Komisi II DPR Dorong Dana Otsus Aceh Diperpanjang 20 Tahun dan Papua Naik

Laporan: Juven Martua Sitompul
Senin, 13 April 2026 | 18:38 WIB
Ketua Komisi II DPR RI M Rifqinizamy Karsayuda. (SinPo.id/Galuh Ratnatika)
Ketua Komisi II DPR RI M Rifqinizamy Karsayuda. (SinPo.id/Galuh Ratnatika)

SinPo.id - Komisi II DPR RI mendorong agar penyaluran dana otonomi khusus (otsus) untuk daerah Aceh diperpanjang 20 tahun ke depan. Termasuk, dana otsus untuk Papua harus ditingkatkan plafonnya.

Ketua Komisi II DPR RI Rifqinizamy Karsayuda menyampaikan Komisi II DPR RI memberikan perhatian khusus terhadap daerah-daerah yang mendapatkan otsus maupun daerah yang memiliki keistimewaan.

"Nah saya kira kita juga akan dorong dana otsus di Aceh dan Papua menggunakan pendekatan yang sama," kata Rifqinizamy di Kompleks Parlemen, Jakarta, Senin, 13 April 2026.

Menurut dia, berdasarkan aturan yang ada sebelumnya, pada 1 Januari 2027 daerah Aceh tidak akan lagi mendapatkan status dan dana otsus.

Oleh karena itu, dia menilai Undang-Undang (UU) Nomor 11 Tahun 2006 tentang Pemerintahan Aceh sebagai dasar dari lahirnya otonomi khusus bagi Aceh harus direvisi.

Selain soal diperpanjang menjadi 20 tahun, yakni dari 2028 hingga 2048, dia juga mendorong agar Rancangan Undang-Undang tentang Pemerintahan Aceh menetapkan dana otsus yang disalurkan, yakni sebesar 2 persen dari dana alokasi umum (DAU).

Mengenai dana Otsus Papua, Legislator dari Fraksi Partai NasDem ini juga menyebut kondisinya hanya cukup untuk dua provinsi, yakni Provinsi Papua dan Provinsi Papua Barat.

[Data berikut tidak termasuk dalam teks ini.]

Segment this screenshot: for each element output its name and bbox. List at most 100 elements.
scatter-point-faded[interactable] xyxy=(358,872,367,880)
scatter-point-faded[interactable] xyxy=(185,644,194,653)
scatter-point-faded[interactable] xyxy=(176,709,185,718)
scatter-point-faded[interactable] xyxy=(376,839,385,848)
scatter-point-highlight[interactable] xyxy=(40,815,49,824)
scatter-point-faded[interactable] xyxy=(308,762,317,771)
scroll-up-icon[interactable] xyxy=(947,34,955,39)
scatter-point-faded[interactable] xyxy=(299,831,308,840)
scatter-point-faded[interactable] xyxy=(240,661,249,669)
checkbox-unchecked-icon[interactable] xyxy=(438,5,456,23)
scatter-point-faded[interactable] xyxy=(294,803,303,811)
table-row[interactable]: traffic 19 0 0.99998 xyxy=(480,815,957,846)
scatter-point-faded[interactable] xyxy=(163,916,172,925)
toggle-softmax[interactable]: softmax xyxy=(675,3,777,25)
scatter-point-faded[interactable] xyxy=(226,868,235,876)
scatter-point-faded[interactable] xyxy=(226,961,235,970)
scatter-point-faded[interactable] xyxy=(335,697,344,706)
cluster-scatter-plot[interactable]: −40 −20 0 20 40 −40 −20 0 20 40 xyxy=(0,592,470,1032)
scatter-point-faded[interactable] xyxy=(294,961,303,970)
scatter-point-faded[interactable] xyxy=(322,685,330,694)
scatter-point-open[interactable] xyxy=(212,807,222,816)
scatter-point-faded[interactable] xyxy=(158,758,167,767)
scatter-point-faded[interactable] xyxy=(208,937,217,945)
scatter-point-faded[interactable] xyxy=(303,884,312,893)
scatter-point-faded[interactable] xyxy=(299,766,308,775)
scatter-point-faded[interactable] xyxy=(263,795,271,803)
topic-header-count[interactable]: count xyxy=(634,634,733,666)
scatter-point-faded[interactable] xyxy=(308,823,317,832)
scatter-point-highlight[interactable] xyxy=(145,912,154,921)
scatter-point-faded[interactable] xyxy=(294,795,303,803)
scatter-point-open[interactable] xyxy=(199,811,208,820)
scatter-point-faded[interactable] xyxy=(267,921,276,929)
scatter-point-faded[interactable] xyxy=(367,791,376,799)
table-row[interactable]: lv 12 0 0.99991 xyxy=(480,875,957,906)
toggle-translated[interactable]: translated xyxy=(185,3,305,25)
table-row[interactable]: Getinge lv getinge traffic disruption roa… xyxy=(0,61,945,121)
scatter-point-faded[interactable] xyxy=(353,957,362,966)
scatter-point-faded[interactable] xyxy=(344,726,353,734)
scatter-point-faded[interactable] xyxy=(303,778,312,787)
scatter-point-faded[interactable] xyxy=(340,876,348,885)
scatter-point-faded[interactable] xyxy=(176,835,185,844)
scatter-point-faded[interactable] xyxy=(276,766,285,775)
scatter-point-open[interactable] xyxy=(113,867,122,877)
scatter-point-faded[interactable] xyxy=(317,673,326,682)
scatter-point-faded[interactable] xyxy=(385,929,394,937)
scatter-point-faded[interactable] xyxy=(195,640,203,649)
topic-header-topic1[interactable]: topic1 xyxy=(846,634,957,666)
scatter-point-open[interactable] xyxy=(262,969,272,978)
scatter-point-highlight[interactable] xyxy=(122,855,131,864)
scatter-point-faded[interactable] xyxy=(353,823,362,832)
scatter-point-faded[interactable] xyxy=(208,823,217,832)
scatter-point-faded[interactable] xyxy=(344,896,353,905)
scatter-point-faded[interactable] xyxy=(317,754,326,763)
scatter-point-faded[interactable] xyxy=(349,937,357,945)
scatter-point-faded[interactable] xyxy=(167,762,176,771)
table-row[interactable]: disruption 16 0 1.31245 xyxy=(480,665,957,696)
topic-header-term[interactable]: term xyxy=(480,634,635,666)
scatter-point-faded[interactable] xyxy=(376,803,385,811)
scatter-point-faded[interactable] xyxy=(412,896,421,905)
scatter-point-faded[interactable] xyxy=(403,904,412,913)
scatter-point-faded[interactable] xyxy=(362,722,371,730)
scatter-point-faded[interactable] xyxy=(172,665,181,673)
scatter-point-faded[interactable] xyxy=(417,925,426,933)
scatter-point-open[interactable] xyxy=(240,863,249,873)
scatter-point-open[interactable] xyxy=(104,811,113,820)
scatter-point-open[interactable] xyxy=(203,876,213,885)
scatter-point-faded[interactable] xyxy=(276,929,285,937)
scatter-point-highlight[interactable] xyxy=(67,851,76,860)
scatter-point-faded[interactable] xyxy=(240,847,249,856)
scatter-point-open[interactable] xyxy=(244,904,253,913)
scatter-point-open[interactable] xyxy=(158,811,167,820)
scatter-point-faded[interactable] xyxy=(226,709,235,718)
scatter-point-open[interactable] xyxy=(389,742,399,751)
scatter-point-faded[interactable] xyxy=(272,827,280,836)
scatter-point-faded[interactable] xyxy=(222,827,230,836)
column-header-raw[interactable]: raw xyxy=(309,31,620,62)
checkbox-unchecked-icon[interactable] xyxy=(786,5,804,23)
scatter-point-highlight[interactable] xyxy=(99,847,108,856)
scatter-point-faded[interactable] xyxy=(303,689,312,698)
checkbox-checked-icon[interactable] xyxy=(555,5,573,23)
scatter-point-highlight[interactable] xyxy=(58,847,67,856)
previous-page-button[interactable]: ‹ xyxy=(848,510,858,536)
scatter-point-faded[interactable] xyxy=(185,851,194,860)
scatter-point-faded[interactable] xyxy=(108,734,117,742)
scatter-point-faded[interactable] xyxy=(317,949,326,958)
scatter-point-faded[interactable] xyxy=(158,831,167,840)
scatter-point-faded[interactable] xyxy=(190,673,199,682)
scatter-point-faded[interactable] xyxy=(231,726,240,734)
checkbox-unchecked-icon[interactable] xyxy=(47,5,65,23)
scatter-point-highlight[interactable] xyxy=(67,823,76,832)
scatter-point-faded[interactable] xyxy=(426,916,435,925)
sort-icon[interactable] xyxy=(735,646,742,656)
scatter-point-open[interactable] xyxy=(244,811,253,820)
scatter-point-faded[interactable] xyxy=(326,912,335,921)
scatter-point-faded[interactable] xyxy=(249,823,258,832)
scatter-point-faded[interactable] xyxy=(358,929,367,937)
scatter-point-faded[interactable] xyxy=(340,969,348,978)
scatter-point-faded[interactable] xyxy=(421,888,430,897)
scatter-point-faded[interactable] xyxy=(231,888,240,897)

Namun, saat ini dana otsus itu harus dibagi untuk enam provinsi yang sudah terbentuk di Papua.

"Tujuan untuk melakukan akselerasi pembangunan melalui dana otsus di Papua di empat provinsi yang baru: Provinsi Papua Barat Daya, Papua Tengah, Papua Selatan, dan Papua Pegunungan, itu belum bisa kita realisasikan," katanya.

Beberapa waktu lalu, dia mengatakan Komisi II DPR RI melalui Panja Evaluasi Daerah Otonomi Baru (DOB) telah berhasil mendorong kucuran APBN untuk menyelesaikan pembangunan seluruh perkantoran di empat provinsi di Papua.

"Yang dulunya setahun rata-rata anggarannya cuman 200 miliar dibagi empat, sekarang kita sudah meningkatkan anggaran menjadi lebih kurang 3,5 triliun dan karena itu PR-PR (pekerjaan rumah-pekerjaan rumah) ini satu persatu kita selesaikan," katanya.